5. The Supreme Court saved Republicans from electoral disaster in 2022. GOP fingerprints would have been all over the death of the ACA. Fox would have called it a victory. Texas would have crowed that you now have the glorious freedom not to have health insurance. GOP officeholders are stuck with their words of opposition. Death of the ACA would have thrown the health care industry into chaos. It would have given Democrats a perfect issue going into the mid-term elections: Look what the GOP did to take away something you need.

The Rolling Stones understood today's news perfectly: 

You can't always get what you want,
But if you try sometimes you might just find
You get what you need. 



 

3 comments:

Rick Millward said...

I'm pretty confused by Republican opposition to the ACA. They came close to repealing it except for McCain's vote, but is that what they actually want? My impression is that it's just pandering.
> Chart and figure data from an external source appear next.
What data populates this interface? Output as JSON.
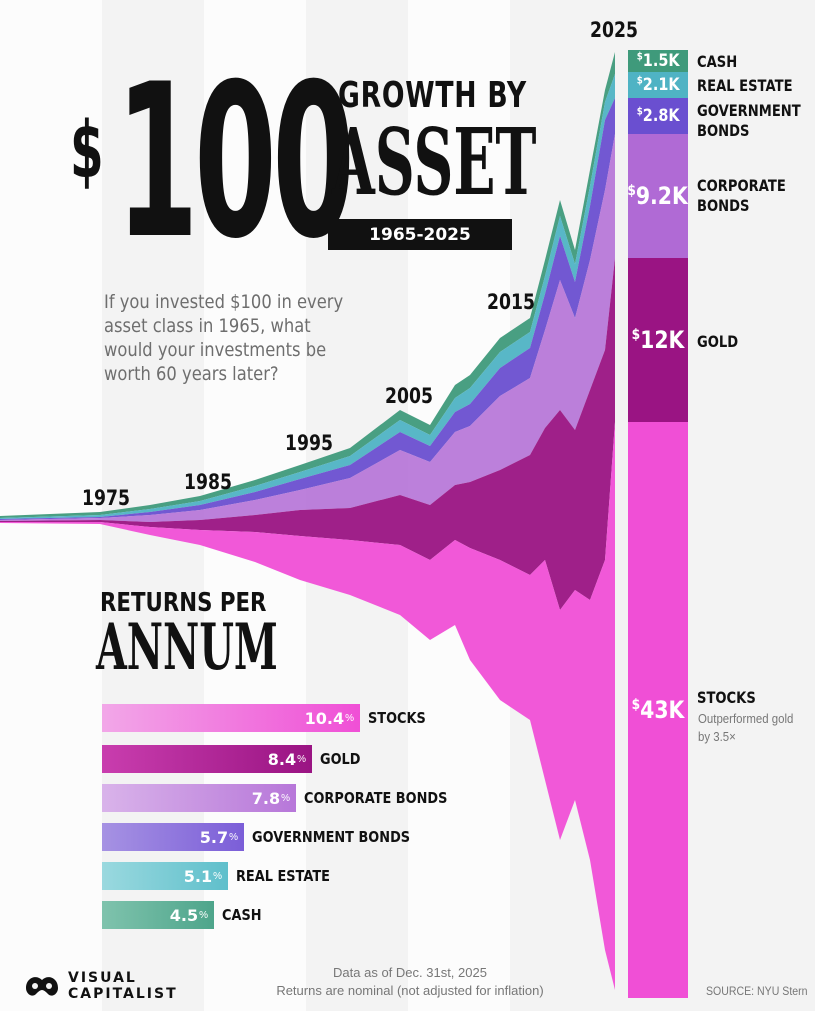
{
  "header": {
    "dollar": "$",
    "amount": "100",
    "growth_by": "GROWTH BY",
    "asset": "ASSET",
    "years": "1965-2025",
    "intro": "If you invested $100 in every asset class in 1965, what would your investments be worth 60 years later?"
  },
  "year_labels": [
    "1975",
    "1985",
    "1995",
    "2005",
    "2015",
    "2025"
  ],
  "returns_title": {
    "line1": "RETURNS PER",
    "line2": "ANNUM"
  },
  "returns": [
    {
      "name": "STOCKS",
      "value": "10.4",
      "pct": "%",
      "color": "#f04fd6",
      "color_light": "#f2a7e8"
    },
    {
      "name": "GOLD",
      "value": "8.4",
      "pct": "%",
      "color": "#9a1483",
      "color_light": "#c93dae"
    },
    {
      "name": "CORPORATE BONDS",
      "value": "7.8",
      "pct": "%",
      "color": "#b777d9",
      "color_light": "#d9b3ea"
    },
    {
      "name": "GOVERNMENT BONDS",
      "value": "5.7",
      "pct": "%",
      "color": "#7b5ed8",
      "color_light": "#a692e3"
    },
    {
      "name": "REAL ESTATE",
      "value": "5.1",
      "pct": "%",
      "color": "#5fbfcb",
      "color_light": "#9ad9df"
    },
    {
      "name": "CASH",
      "value": "4.5",
      "pct": "%",
      "color": "#4ea58b",
      "color_light": "#7fc3ad"
    }
  ],
  "final_values": [
    {
      "name": "CASH",
      "display": "1.5K",
      "symbol": "$",
      "color": "#3f9a7b"
    },
    {
      "name": "REAL ESTATE",
      "display": "2.1K",
      "symbol": "$",
      "color": "#4fb3c4"
    },
    {
      "name": "GOVERNMENT BONDS",
      "display": "2.8K",
      "symbol": "$",
      "color": "#6a4fd0"
    },
    {
      "name": "CORPORATE BONDS",
      "display": "9.2K",
      "symbol": "$",
      "color": "#b06ad5"
    },
    {
      "name": "GOLD",
      "display": "12K",
      "symbol": "$",
      "color": "#9a1483"
    },
    {
      "name": "STOCKS",
      "display": "43K",
      "symbol": "$",
      "color": "#f04fd6"
    }
  ],
  "stocks_note": "Outperformed gold by 3.5×",
  "footer": {
    "data_as_of": "Data as of Dec. 31st, 2025",
    "returns_note": "Returns are nominal (not adjusted for inflation)",
    "source": "SOURCE: NYU Stern",
    "brand_line1": "VISUAL",
    "brand_line2": "CAPITALIST"
  },
  "chart_data": [
    {
      "type": "area",
      "title": "$100 Growth by Asset 1965-2025",
      "subtitle": "streamgraph",
      "x": [
        1965,
        1975,
        1985,
        1995,
        2005,
        2015,
        2025
      ],
      "series": [
        {
          "name": "Stocks",
          "values": [
            100,
            200,
            900,
            3000,
            6000,
            15000,
            43000
          ]
        },
        {
          "name": "Gold",
          "values": [
            100,
            500,
            900,
            1100,
            1600,
            3700,
            12000
          ]
        },
        {
          "name": "Corporate Bonds",
          "values": [
            100,
            200,
            550,
            1700,
            3500,
            6000,
            9200
          ]
        },
        {
          "name": "Government Bonds",
          "values": [
            100,
            180,
            400,
            1000,
            1700,
            2500,
            2800
          ]
        },
        {
          "name": "Real Estate",
          "values": [
            100,
            180,
            450,
            750,
            1300,
            1700,
            2100
          ]
        },
        {
          "name": "Cash",
          "values": [
            100,
            170,
            370,
            640,
            900,
            1000,
            1500
          ]
        }
      ]
    },
    {
      "type": "bar",
      "title": "Returns Per Annum",
      "categories": [
        "Stocks",
        "Gold",
        "Corporate Bonds",
        "Government Bonds",
        "Real Estate",
        "Cash"
      ],
      "values": [
        10.4,
        8.4,
        7.8,
        5.7,
        5.1,
        4.5
      ],
      "ylabel": "%",
      "ylim": [
        0,
        12
      ]
    }
  ]
}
You have to admit these are confusing times. On the same day we make Juneteenth a federal holiday, SCOTUS upholds discrimination of LGBTQ citizens by bigots.

Makes you wonder, yes?

Michael. Steely said...


Wouldn’t it be ironic if Republicans manage to win back the House and/or Senate for failing to achieve a goal they’ve been pursuing relentlessly for 11 years? The party flaunts its madness, pledging allegiance to the psychopath who led a failed coup and pretending to swallow his crazy lies.

It would be nice to think that most voters aren’t stupid enough to vote against their own interests, but we have a long history of it. That’s why the U.S. is the only developed nation lacking universal health care.

Sally said...

Even Obama said, close to the time he was leaving office, that the ACA needed a lot of work. For those of us on the individual market without subsidies, our insurance costs soared first, more than $10,000 a year, and then to $14,000 a year. At which point BCBS said they could not underwrite our county (and neither could anyone else) and we were therefore relieved from the mandate.

This bill, written by all kinds of industry insiders, and read by no one who passed it, was far from a completely resounding success.

Unfortunately, the retooling it needed then and now has never been done. We are not in this category anymore but I know other people who are.

I had followed this issue closely well before Obama (whom I voted for) was elected. I saw how it was being bungled and I was extraordinarily disappointed in all that.

I am not saying it accomplished nothing. I am saying that the several million people who were seriously hurt by it have just been cast to the wind because nobody in Congress GAF.